The Company has evaluated, under the supervision of the Company’s Chief Executive Officer and the Chief Financial Officer, the effectiveness of
disclosure controls and procedures as of December 31, 2013. This is done in order to ensure that information the Company is required to disclose in reports
that are filed or submitted under the Securities Exchange Act of 1934 is recorded, processed, summarized and reported within the time periods specified in
SEC rules and forms.
Based on this evaluation, the Chief Executive Officer and Chief Financial Officer concluded that the Company’s disclosure controls and procedures
were not effective as of December 31, 2013, due to a material weakness, described below in Management’s Report on Internal Control over Financial Reporting.
Notwithstanding the material weakness discussed below, management has concluded that the consolidated financial statements included in this form
10-K present fairly, in all material aspects, the Company’s financial position, results of operations and cash flows for the periods presented in conformity
with accounting principles generally accepted in the United States.
Management’s Report on Internal Control over Financial Reporting.
Management of the Company is responsible for establishing and maintaining adequate internal control over financial reporting as defined in Rules 13a-
15(f) and 15d-15(f) under the Securities Exchange Act of 1934. The Company’s internal control over financial reporting is designed to provide reasonable
assurance regarding the reliability of financial reporting and the preparation of financial statements for external purposes in accordance with generally accepted
accounting principles.
The Company’s internal control over financial reporting includes those policies and procedures that (1) pertain to the maintenance of records that, in
reasonable detail, accurately and fairly reflect the transactions and dispositions of the assets of the Company; (2) provide reasonable assurance that
transactions are recorded as necessary to permit preparation of financial statements in accordance with generally accepted accounting principles, and that
receipts and expenditures of the Company are being made only in accordance with authorizations of management and directors of the Company; and
(3) provide reasonable assurance regarding prevention or timely detection of unauthorized acquisition, use or disposition of the Company’s assets that could
have a material effect on the consolidated financial statements.
Because of its inherent limitations, internal control over financial reporting may not prevent or detect misstatements.

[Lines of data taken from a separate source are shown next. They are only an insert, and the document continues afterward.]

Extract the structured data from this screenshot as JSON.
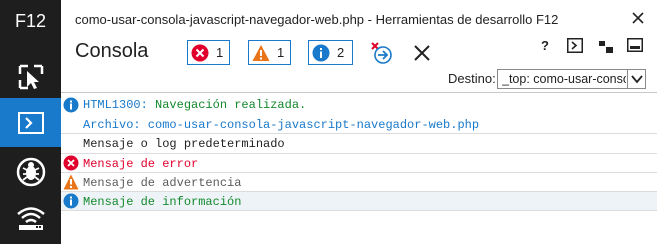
{
  "rail": {
    "title": "F12",
    "tools": [
      {
        "name": "dom-explorer",
        "icon": "pointer-select-icon"
      },
      {
        "name": "console",
        "icon": "console-icon",
        "active": true
      },
      {
        "name": "debugger",
        "icon": "bug-icon"
      },
      {
        "name": "network",
        "icon": "wifi-network-icon"
      }
    ]
  },
  "window": {
    "title": "como-usar-consola-javascript-navegador-web.php - Herramientas de desarrollo F12",
    "close_icon": "close-icon"
  },
  "toolbar": {
    "title": "Consola",
    "errors_count": "1",
    "warnings_count": "1",
    "info_count": "2",
    "help_label": "?",
    "target_label": "Destino:",
    "target_value": "_top: como-usar-consola-javascript-navegador-web.php"
  },
  "messages": {
    "m1_code": "HTML1300:",
    "m1_text": "Navegación realizada.",
    "m1_file": "Archivo: como-usar-consola-javascript-navegador-web.php",
    "m2_text": "Mensaje o log predeterminado",
    "m3_text": "Mensaje de error",
    "m4_text": "Mensaje de advertencia",
    "m5_text": "Mensaje de información"
  },
  "colors": {
    "rail_bg": "#1e1e1e",
    "active_tool": "#1979ca",
    "error": "#e0002b",
    "warning": "#e8751a",
    "info": "#1979ca",
    "success_text": "#13882c"
  }
}
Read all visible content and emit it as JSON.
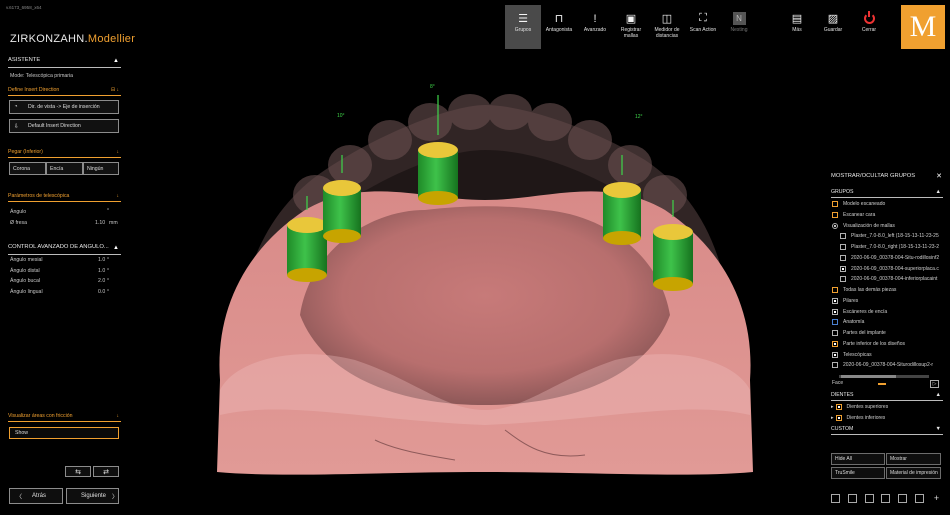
{
  "version": "v.6173_6958_x64",
  "brand": {
    "name": "ZIRKONZAHN.",
    "accent": "Modellier"
  },
  "left": {
    "asistente": "ASISTENTE",
    "mode": "Mode: Telescópica primaria",
    "define_insert": "Define Insert Direction",
    "btn_view_to_insert": "Dir. de vista -> Eje de inserción",
    "btn_default_insert": "Default Insert Direction",
    "pegar": "Pegar (Inferior)",
    "seg": [
      "Corona",
      "Encía",
      "Ningún"
    ],
    "param_tele": "Parámetros de telescópica",
    "angulo_label": "Ángulo",
    "angulo_val": "°",
    "fresa_label": "Ø fresa",
    "fresa_val": "1.10",
    "fresa_unit": "mm",
    "control": "CONTROL AVANZADO DE ANGULO...",
    "angles": [
      {
        "label": "Ángulo mesial",
        "value": "1.0",
        "unit": "°"
      },
      {
        "label": "Ángulo distal",
        "value": "1.0",
        "unit": "°"
      },
      {
        "label": "Ángulo bucal",
        "value": "2.0",
        "unit": "°"
      },
      {
        "label": "Ángulo lingual",
        "value": "0.0",
        "unit": "°"
      }
    ],
    "visualizar": "Visualizar áreas con fricción",
    "show": "Show",
    "atras": "Atrás",
    "siguiente": "Siguiente"
  },
  "toolbar": [
    {
      "label": "Grupos",
      "icon": "menu-icon",
      "active": true
    },
    {
      "label": "Antagonista",
      "icon": "antagonist-icon"
    },
    {
      "label": "Avanzado",
      "icon": "exclamation-icon"
    },
    {
      "label": "Registrar\nmallas",
      "icon": "register-icon"
    },
    {
      "label": "Medidor de\ndistancias",
      "icon": "distance-icon"
    },
    {
      "label": "Scan Action",
      "icon": "scan-icon"
    },
    {
      "label": "Nesting",
      "icon": "nesting-icon",
      "disabled": true
    }
  ],
  "toolbar_right": [
    {
      "label": "Más",
      "icon": "more-icon"
    },
    {
      "label": "Guardar",
      "icon": "save-icon"
    },
    {
      "label": "Cerrar",
      "icon": "power-icon"
    }
  ],
  "logo_letter": "M",
  "right": {
    "title": "MOSTRAR/OCULTAR GRUPOS",
    "grupos": "GRUPOS",
    "items": [
      {
        "label": "Modelo escaneado",
        "kind": "cb",
        "color": "orange",
        "checked": false,
        "indent": 0
      },
      {
        "label": "Escanear cara",
        "kind": "cb",
        "color": "orange",
        "checked": false,
        "indent": 0
      },
      {
        "label": "Visualización de mallas",
        "kind": "radio",
        "checked": true,
        "indent": 0
      },
      {
        "label": "Plaster_7.0-8.0_left (18-15-13-11-23-25",
        "kind": "cb",
        "checked": false,
        "indent": 1
      },
      {
        "label": "Plaster_7.0-8.0_right (18-15-13-11-23-2",
        "kind": "cb",
        "checked": false,
        "indent": 1
      },
      {
        "label": "2020-06-09_00378-004-Situ-rodillosinf2",
        "kind": "cb",
        "checked": false,
        "indent": 1
      },
      {
        "label": "2020-06-09_00378-004-superiorplaca.c",
        "kind": "cb",
        "checked": true,
        "indent": 1
      },
      {
        "label": "2020-06-09_00378-004-inferiorplacaint",
        "kind": "cb",
        "checked": false,
        "indent": 1
      },
      {
        "label": "Todas las demás piezas",
        "kind": "cb",
        "color": "orange",
        "checked": false,
        "indent": 0
      },
      {
        "label": "Pilares",
        "kind": "cb",
        "checked": true,
        "indent": 0
      },
      {
        "label": "Escáneres de encía",
        "kind": "cb",
        "checked": true,
        "indent": 0
      },
      {
        "label": "Anatomía",
        "kind": "cb",
        "color": "blue",
        "checked": false,
        "indent": 0
      },
      {
        "label": "Partes del implante",
        "kind": "cb",
        "checked": false,
        "indent": 0
      },
      {
        "label": "Parte inferior de los diseños",
        "kind": "cb",
        "color": "orange",
        "checked": true,
        "indent": 0
      },
      {
        "label": "Telescópicas",
        "kind": "cb",
        "checked": true,
        "indent": 0
      },
      {
        "label": "2020-06-09_00378-004-Siturodillosup2-r",
        "kind": "cb",
        "checked": false,
        "indent": 0
      }
    ],
    "face": "Face",
    "dientes": "DIENTES",
    "dientes_items": [
      {
        "label": "Dientes superiores"
      },
      {
        "label": "Dientes inferiores"
      }
    ],
    "custom": "CUSTOM",
    "grid": [
      "Hide All",
      "Mostrar",
      "TruSmile",
      "Material de impresión"
    ]
  },
  "scene": {
    "marker_labels": [
      "8°",
      "12°",
      "10°"
    ]
  }
}
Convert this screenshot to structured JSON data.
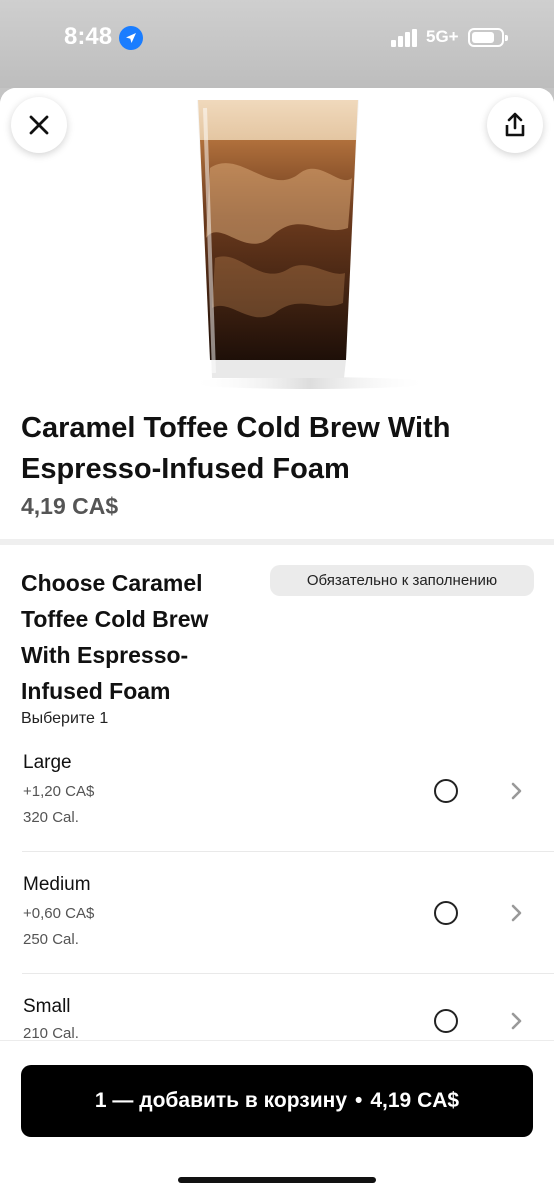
{
  "status_bar": {
    "time": "8:48",
    "network": "5G+",
    "icons": [
      "location-arrow-icon",
      "signal-icon",
      "battery-icon"
    ]
  },
  "header": {
    "close_icon": "close-icon",
    "share_icon": "share-icon"
  },
  "product": {
    "title": "Caramel Toffee Cold Brew With Espresso-Infused Foam",
    "price": "4,19 CA$"
  },
  "option_group": {
    "title": "Choose Caramel Toffee Cold Brew With Espresso-Infused Foam",
    "required_label": "Обязательно к заполнению",
    "hint": "Выберите 1",
    "options": [
      {
        "name": "Large",
        "price": "+1,20 CA$",
        "calories": "320 Cal."
      },
      {
        "name": "Medium",
        "price": "+0,60 CA$",
        "calories": "250 Cal."
      },
      {
        "name": "Small",
        "calories": "210 Cal."
      }
    ]
  },
  "cta": {
    "label": "1 — добавить в корзину",
    "separator": "•",
    "price": "4,19 CA$"
  },
  "colors": {
    "accent": "#000000",
    "status_location": "#1a7dff"
  }
}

All control systems have inherent
limitations so that no evaluation of controls can provide absolute assurance that all control issues are detected. Also, projections of any evaluation of
effectiveness to future periods are subject to the risk that controls may become inadequate because of changes in conditions, or that the degree of compliance
with the policies or procedures may deteriorate.
Management assessed the effectiveness of the Company’s internal control over financial reporting as of December 31, 2013, based on the criteria set
forth by the Committee of Sponsoring Organizations of the Treadway Commission (“COSO”) Framework to Internal Control Environment (1992
framework).
Management has concluded that it did not design and maintain effective controls relating to the accounting and reporting for income taxes and also
concluded that this is a material weakness in internal control over financial reporting as of December 31, 2013. Specifically, the controls in place relating to the
establishment and measurement of valuation allowances against deferred tax assets were not properly designed to provide reasonable assurance that the
Company’s income tax benefit and deferred tax assets and liabilities would be properly recorded and disclosed in the financial statements. This material
weakness was initially identified in 2012. At the time, the Company had an insufficient number of personnel with appropriate knowledge, experience or
training in accounting for income taxes. Additionally, the organizational structure resulted in incomplete or inadequate oversight and review of complex issues,
calculations and disclosures. While management has made significant progress in its remediation efforts, the material weakness has not been fully remediated
as of December 31, 2013. Although the amount of tax related adjustments recorded to the Company’s financial statements have been immaterial, the absence of
sufficient controls creates the risk that a material error would not be prevented or detected in a timely manner.